Assessing the Value of Coupling Thermal Energy Storage with Air-Source Heat Pumps for Residential Space Heating in U.S. Cities

TL;DR

This study evaluates the economic and energy benefits of integrating salt hydrate thermal energy storage with air-source heat pumps for residential heating in U.S. cities, identifying SrBr2 as the most promising material.

Contribution

It provides the first techno-economic analysis of salt hydrate TES materials coupled with ASHPs for residential heating, using a novel modeling approach across multiple U.S. cities.

Findings

Salt hydrate TES can reduce household electricity costs by up to 8%.

SrBr2 is identified as the most promising salt hydrate due to high energy density.

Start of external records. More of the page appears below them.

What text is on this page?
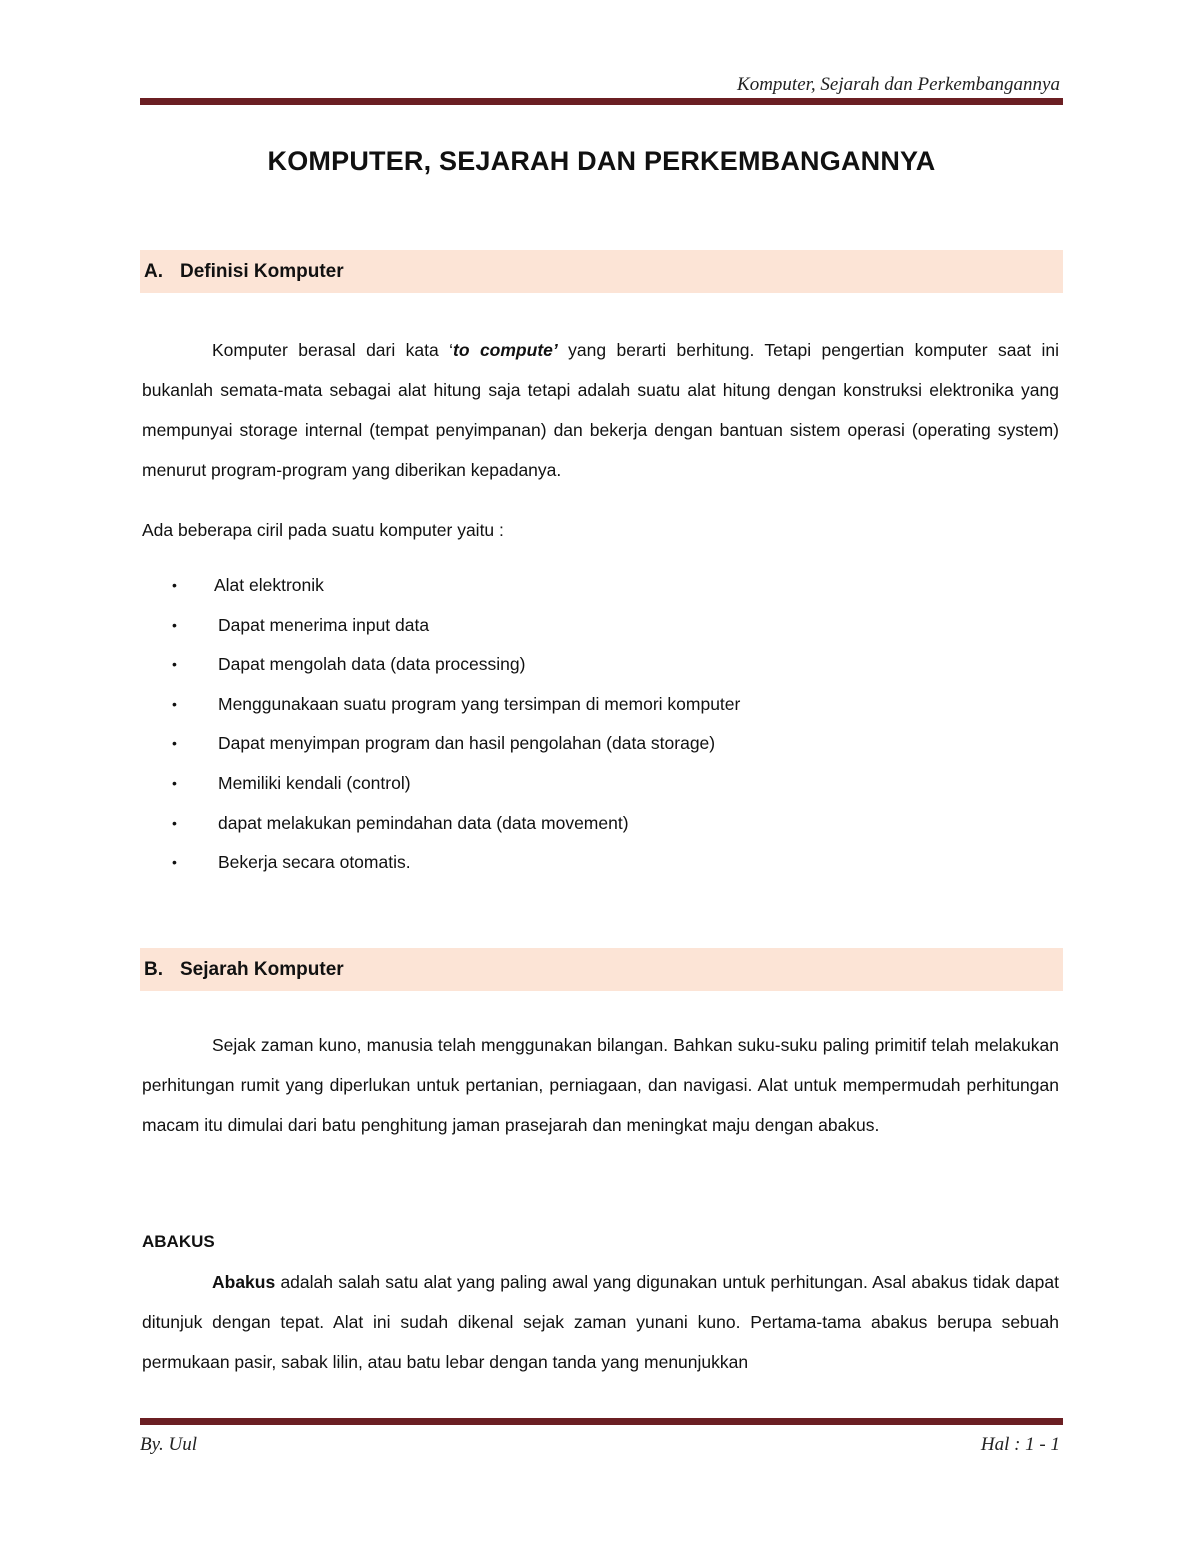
Komputer, Sejarah dan Perkembangannya
KOMPUTER, SEJARAH DAN PERKEMBANGANNYA
A. Definisi Komputer
Komputer berasal dari kata ‘to compute’ yang berarti berhitung. Tetapi pengertian komputer saat ini bukanlah semata-mata sebagai alat hitung saja tetapi adalah suatu alat hitung dengan konstruksi elektronika yang mempunyai storage internal (tempat penyimpanan) dan bekerja dengan bantuan sistem operasi (operating system) menurut program-program yang diberikan kepadanya.
Ada beberapa ciril pada suatu komputer yaitu :
•	Alat elektronik
•	Dapat menerima input data
•	Dapat mengolah data (data processing)
•	Menggunakaan suatu program yang tersimpan di memori komputer
•	Dapat menyimpan program dan hasil pengolahan (data storage)
•	Memiliki kendali (control)
•	dapat melakukan pemindahan data (data movement)
•	Bekerja secara otomatis.
B. Sejarah Komputer
Sejak zaman kuno, manusia telah menggunakan bilangan. Bahkan suku-suku paling primitif telah melakukan perhitungan rumit yang diperlukan untuk pertanian, perniagaan, dan navigasi. Alat untuk mempermudah perhitungan macam itu dimulai dari batu penghitung jaman prasejarah dan meningkat maju dengan abakus.
ABAKUS
Abakus adalah salah satu alat yang paling awal yang digunakan untuk perhitungan. Asal abakus tidak dapat ditunjuk dengan tepat. Alat ini sudah dikenal sejak zaman yunani kuno. Pertama-tama abakus berupa sebuah permukaan pasir, sabak lilin, atau batu lebar dengan tanda yang menunjukkan
By. Uul	Hal : 1 - 1
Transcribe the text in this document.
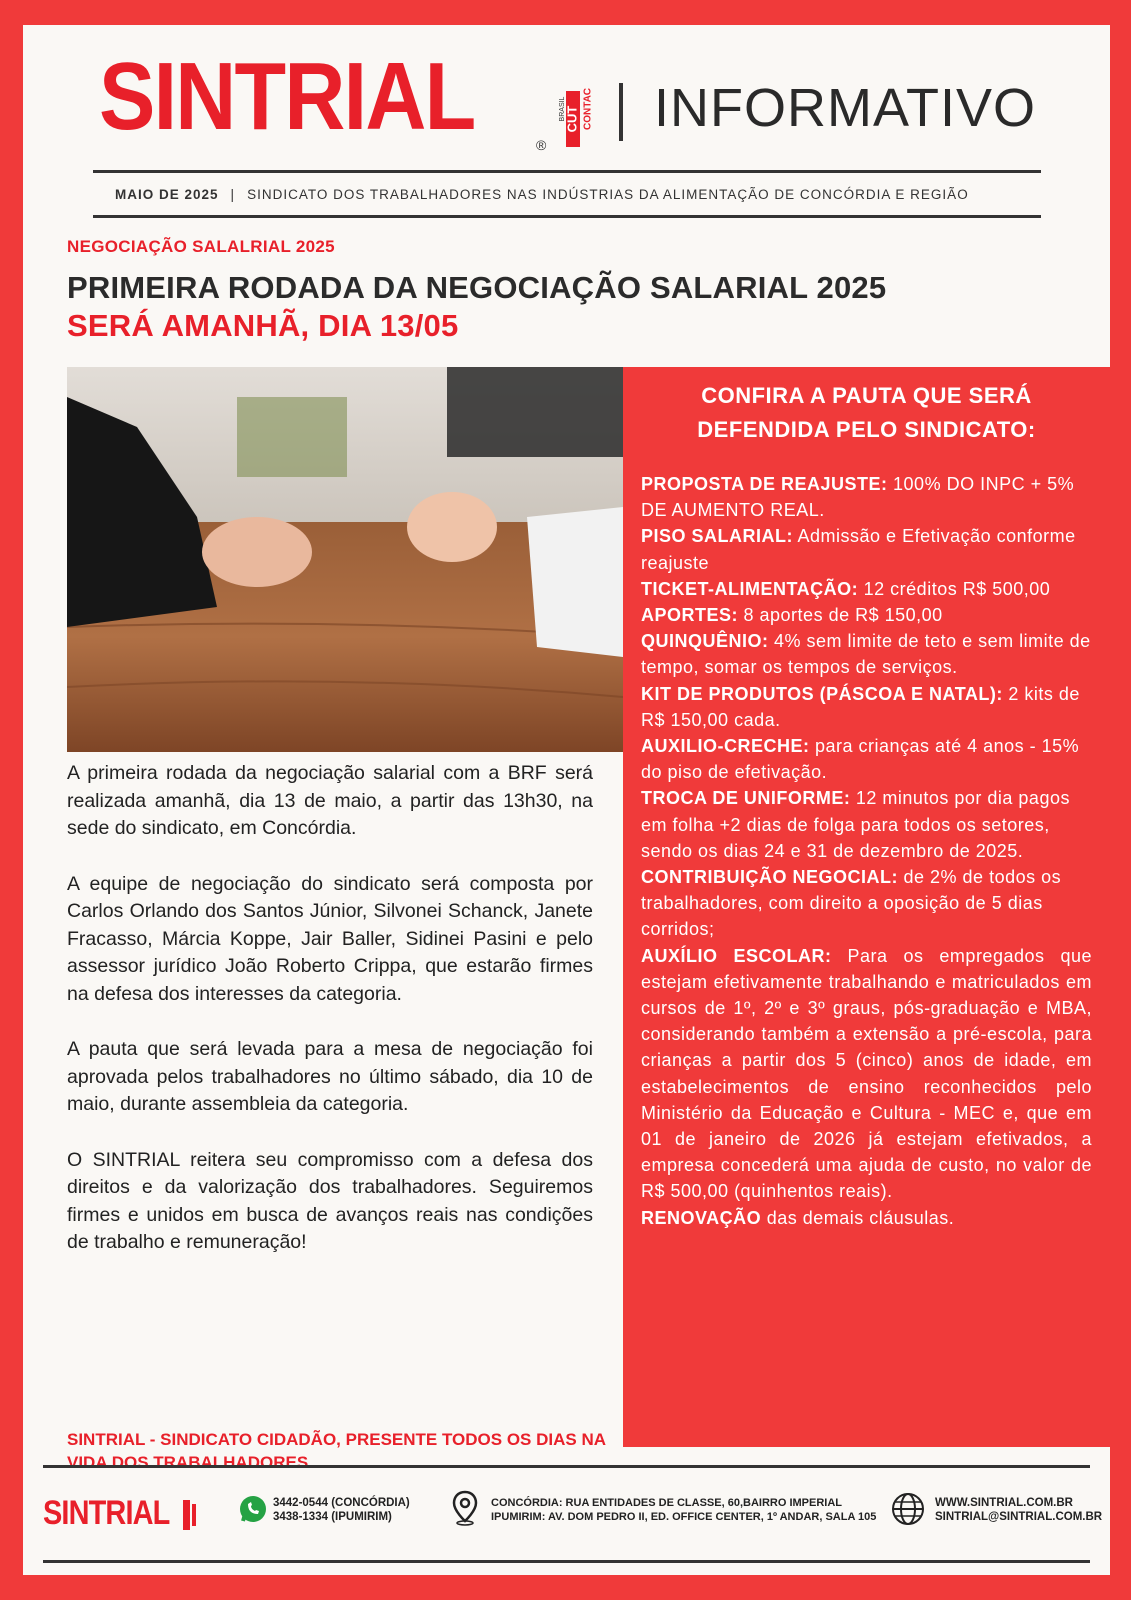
SINTRIAL	®
BRASIL
CUT CONTAC INFORMATIVO
MAIO DE 2025 | SINDICATO DOS TRABALHADORES NAS INDÚSTRIAS DA ALIMENTAÇÃO DE CONCÓRDIA E REGIÃO
NEGOCIAÇÃO SALALRIAL 2025
PRIMEIRA RODADA DA NEGOCIAÇÃO SALARIAL 2025
SERÁ AMANHÃ, DIA 13/05

A primeira rodada da negociação salarial com a BRF será realizada amanhã, dia 13 de maio, a partir das 13h30, na sede do sindicato, em Concórdia.

A equipe de negociação do sindicato será composta por Carlos Orlando dos Santos Júnior, Silvonei Schanck, Janete Fracasso, Márcia Koppe, Jair Baller, Sidinei Pasini e pelo assessor jurídico João Roberto Crippa, que estarão firmes na defesa dos interesses da categoria.

A pauta que será levada para a mesa de negociação foi aprovada pelos trabalhadores no último sábado, dia 10 de maio, durante assembleia da categoria.

O SINTRIAL reitera seu compromisso com a defesa dos direitos e da valorização dos trabalhadores. Seguiremos firmes e unidos em busca de avanços reais nas condições de trabalho e remuneração!

SINTRIAL - SINDICATO CIDADÃO, PRESENTE TODOS OS DIAS NA VIDA DOS TRABALHADORES.
CONFIRA A PAUTA QUE SERÁ
DEFENDIDA PELO SINDICATO:

PROPOSTA DE REAJUSTE: 100% DO INPC + 5% DE AUMENTO REAL.

PISO SALARIAL: Admissão e Efetivação conforme reajuste

TICKET-ALIMENTAÇÃO: 12 créditos R$ 500,00

APORTES: 8 aportes de R$ 150,00

QUINQUÊNIO: 4% sem limite de teto e sem limite de tempo, somar os tempos de serviços.

KIT DE PRODUTOS (PÁSCOA E NATAL): 2 kits de R$ 150,00 cada.

AUXILIO-CRECHE: para crianças até 4 anos - 15% do piso de efetivação.

TROCA DE UNIFORME: 12 minutos por dia pagos em folha +2 dias de folga para todos os setores, sendo os dias 24 e 31 de dezembro de 2025.

CONTRIBUIÇÃO NEGOCIAL: de 2% de todos os trabalhadores, com direito a oposição de 5 dias corridos;

AUXÍLIO ESCOLAR: Para os empregados que estejam efetivamente trabalhando e matriculados em cursos de 1º, 2º e 3º graus, pós-graduação e MBA, considerando também a extensão a pré-escola, para crianças a partir dos 5 (cinco) anos de idade, em estabelecimentos de ensino reconhecidos pelo Ministério da Educação e Cultura - MEC e, que em 01 de janeiro de 2026 já estejam efetivados, a empresa concederá uma ajuda de custo, no valor de R$ 500,00 (quinhentos reais).

RENOVAÇÃO das demais cláusulas.

SINTRIAL	3442-0544 (CONCÓRDIA)
3438-1334 (IPUMIRIM)
CONCÓRDIA: RUA ENTIDADES DE CLASSE, 60,BAIRRO IMPERIAL
IPUMIRIM: AV. DOM PEDRO II, ED. OFFICE CENTER, 1º ANDAR, SALA 105
WWW.SINTRIAL.COM.BR
SINTRIAL@SINTRIAL.COM.BR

Break-even costs for SrBr2 TES are within DOE targets.

Abstract

Widespread air source heat pump (ASHP) adoption faces several challenges that on-site thermal energy storage (TES), particularly thermochemical salt hydrate TES, can mitigate. No techno-economic analyses for salt-hydrate-based TES in residential applications exist. We quantify the residential space heating value of four salt hydrate TES materials - MgSO4, MgCl2, K2CO3, and SrBr2 - coupled with ASHPs across 4,800 representative households in 12 U.S. cities by embedding salt-hydrate-specific Ragone plots into a techno-economic model of coupled ASHP-TES operations. In Detroit, salt hydrate TES is projected to reduce household annual electricity costs by up to $\$$241 (8$\%$). Cost savings from TES can differ by over an order of magnitude between households and salt hydrates. We identify the most promising salt in this study, SrBr2, due to its high energy density and low humidification parasitic load. Break-even capital costs of SrBr2-based TES range from $\$$13/kWh to $\$$17/kWh, making it the only salt hydrate studied to reach and exceed the U.S. Department of Energy's $\$$15/kWh TES cost target. Sensitivities highlight the importance of variable TES sizing and efficiency losses in the value of TES.